Here we discuss how to register multi-omics datasets by looking at a few examples.

As you will see, the multi-omics nature of the data implies that a common ancestor sample exists; which must be reflected when importing the datasets into LabID.

The same cell(s) is interogated by different sequencing technologies

In this first use case, cells (a unique sample) are subjected to different sequencing experiment types, using different sequencing technologies (Illumina, Nanopore).

From the same cell, both the total RNA and the chromatin are extracted.

The RNA fraction is then sequenced using the Nanopore technology to gain precise information at the isoform level.

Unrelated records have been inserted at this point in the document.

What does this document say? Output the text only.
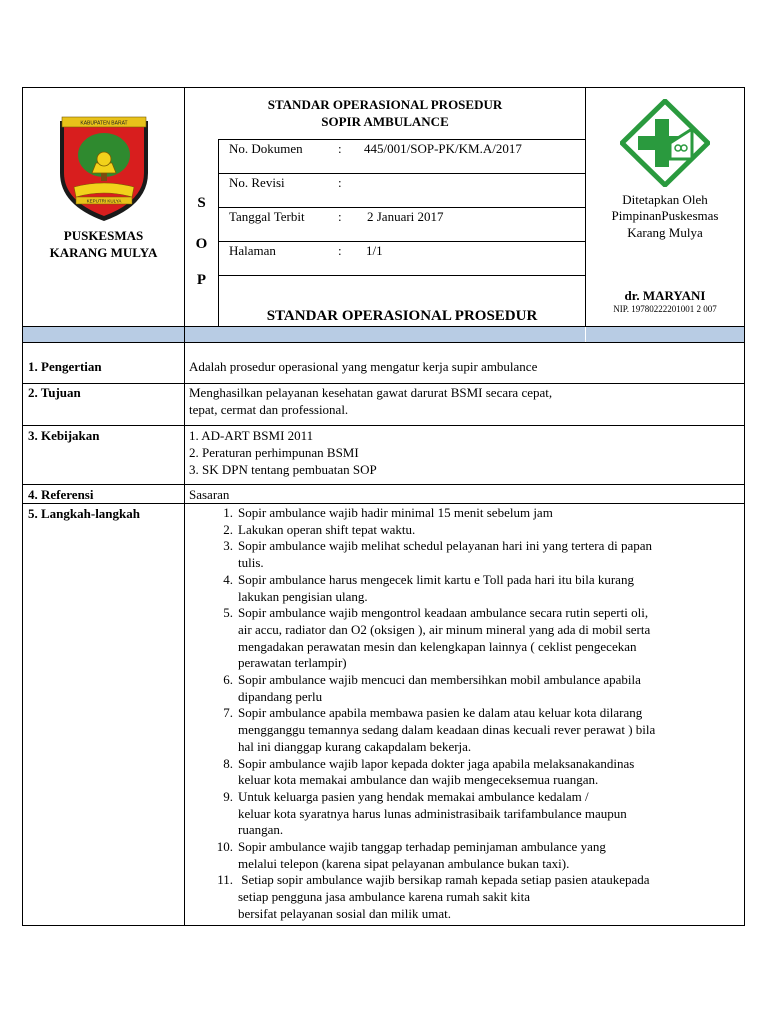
KABUPATEN BARAT
KEPUTRI KULYA
PUSKESMAS
KARANG MULYA
STANDAR OPERASIONAL PROSEDUR
SOPIR AMBULANCE
S
O
P
No. Dokumen	: 445/001/SOP-PK/KM.A/2017
No. Revisi	:
Tanggal Terbit	: 2 Januari 2017
Halaman	: 1/1
STANDAR OPERASIONAL PROSEDUR
Ditetapkan Oleh
PimpinanPuskesmas
Karang Mulya
dr. MARYANI
NIP. 19780222201001 2 007
1. Pengertian	Adalah prosedur operasional yang mengatur kerja supir ambulance
2. Tujuan	Menghasilkan pelayanan kesehatan gawat darurat BSMI secara cepat,
tepat, cermat dan professional.
3. Kebijakan	1. AD-ART BSMI 2011
2. Peraturan perhimpunan BSMI
3. SK DPN tentang pembuatan SOP
4. Referensi	Sasaran
5. Langkah-langkah	1. Sopir ambulance wajib hadir minimal 15 menit sebelum jam
2. Lakukan operan shift tepat waktu.
3. Sopir ambulance wajib melihat schedul pelayanan hari ini yang tertera di papan
tulis.
4. Sopir ambulance harus mengecek limit kartu e Toll pada hari itu bila kurang
lakukan pengisian ulang.
5. Sopir ambulance wajib mengontrol keadaan ambulance secara rutin seperti oli,
air accu, radiator dan O2 (oksigen ), air minum mineral yang ada di mobil serta
mengadakan perawatan mesin dan kelengkapan lainnya ( ceklist pengecekan
perawatan terlampir)
6. Sopir ambulance wajib mencuci dan membersihkan mobil ambulance apabila
dipandang perlu
7. Sopir ambulance apabila membawa pasien ke dalam atau keluar kota dilarang
mengganggu temannya sedang dalam keadaan dinas kecuali rever perawat ) bila
hal ini dianggap kurang cakapdalam bekerja.
8. Sopir ambulance wajib lapor kepada dokter jaga apabila melaksanakandinas
keluar kota memakai ambulance dan wajib mengeceksemua ruangan.
9. Untuk keluarga pasien yang hendak memakai ambulance kedalam /
keluar kota syaratnya harus lunas administrasibaik tarifambulance maupun
ruangan.
10. Sopir ambulance wajib tanggap terhadap peminjaman ambulance yang
melalui telepon (karena sipat pelayanan ambulance bukan taxi).
11. Setiap sopir ambulance wajib bersikap ramah kepada setiap pasien ataukepada
setiap pengguna jasa ambulance karena rumah sakit kita
bersifat pelayanan sosial dan milik umat.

The chromatin fraction is split in halves to prepare two different Illumina libraries:

  • one DNA-seq that will be further used to locate SNPs of this particular cell line
  • one ChIP-seq library against Histone's K4 tri-methylation to identify active genes

The overall experimental design is depicted in the figure below.

Multi-omics diagram

Here, the multi-omics dimension relies on the proper modeling of the sample inter-connections. LabID allows you to fully replicate this exact lineage.

Correlative microscopy

In this use case, light microscopy is first performed to locate region of interests (ROIs). The sample is then further prepared to operate volume Electron Microscopy.

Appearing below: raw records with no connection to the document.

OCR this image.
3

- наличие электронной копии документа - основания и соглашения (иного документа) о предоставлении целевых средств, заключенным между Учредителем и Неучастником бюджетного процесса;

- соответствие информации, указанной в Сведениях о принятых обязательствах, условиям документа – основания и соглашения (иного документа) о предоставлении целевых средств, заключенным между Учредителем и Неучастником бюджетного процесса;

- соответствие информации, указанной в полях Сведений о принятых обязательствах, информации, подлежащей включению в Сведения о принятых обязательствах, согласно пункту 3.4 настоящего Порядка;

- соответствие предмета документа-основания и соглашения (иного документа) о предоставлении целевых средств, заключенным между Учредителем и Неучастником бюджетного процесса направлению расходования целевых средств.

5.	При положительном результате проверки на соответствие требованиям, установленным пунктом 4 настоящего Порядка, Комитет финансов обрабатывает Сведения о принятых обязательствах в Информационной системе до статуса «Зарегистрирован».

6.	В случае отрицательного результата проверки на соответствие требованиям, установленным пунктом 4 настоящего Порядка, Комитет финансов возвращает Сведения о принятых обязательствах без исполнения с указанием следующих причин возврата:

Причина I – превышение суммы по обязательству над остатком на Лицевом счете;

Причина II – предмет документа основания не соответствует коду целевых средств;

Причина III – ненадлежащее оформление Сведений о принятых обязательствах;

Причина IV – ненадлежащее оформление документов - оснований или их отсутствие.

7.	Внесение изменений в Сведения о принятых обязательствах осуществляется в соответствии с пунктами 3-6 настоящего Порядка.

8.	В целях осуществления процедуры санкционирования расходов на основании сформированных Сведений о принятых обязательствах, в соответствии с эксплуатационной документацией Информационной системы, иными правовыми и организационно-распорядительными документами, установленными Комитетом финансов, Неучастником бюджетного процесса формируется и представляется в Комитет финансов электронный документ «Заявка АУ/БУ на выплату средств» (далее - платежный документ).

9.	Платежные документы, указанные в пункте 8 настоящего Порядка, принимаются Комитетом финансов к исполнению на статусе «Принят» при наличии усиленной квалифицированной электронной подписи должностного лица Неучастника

Correlative Microscopy diagram

As in the first use case, replicating the experiment design is key to anchor the light microscopy and the electron microscopy to a common sample ancestor. In addition, a direct link from the light dataset to the EM dataset is needed to clearly identify the ROI imaged in the volume EM ; precise ROI coordinate in the light microscopy image can even be added as dataset's annotations.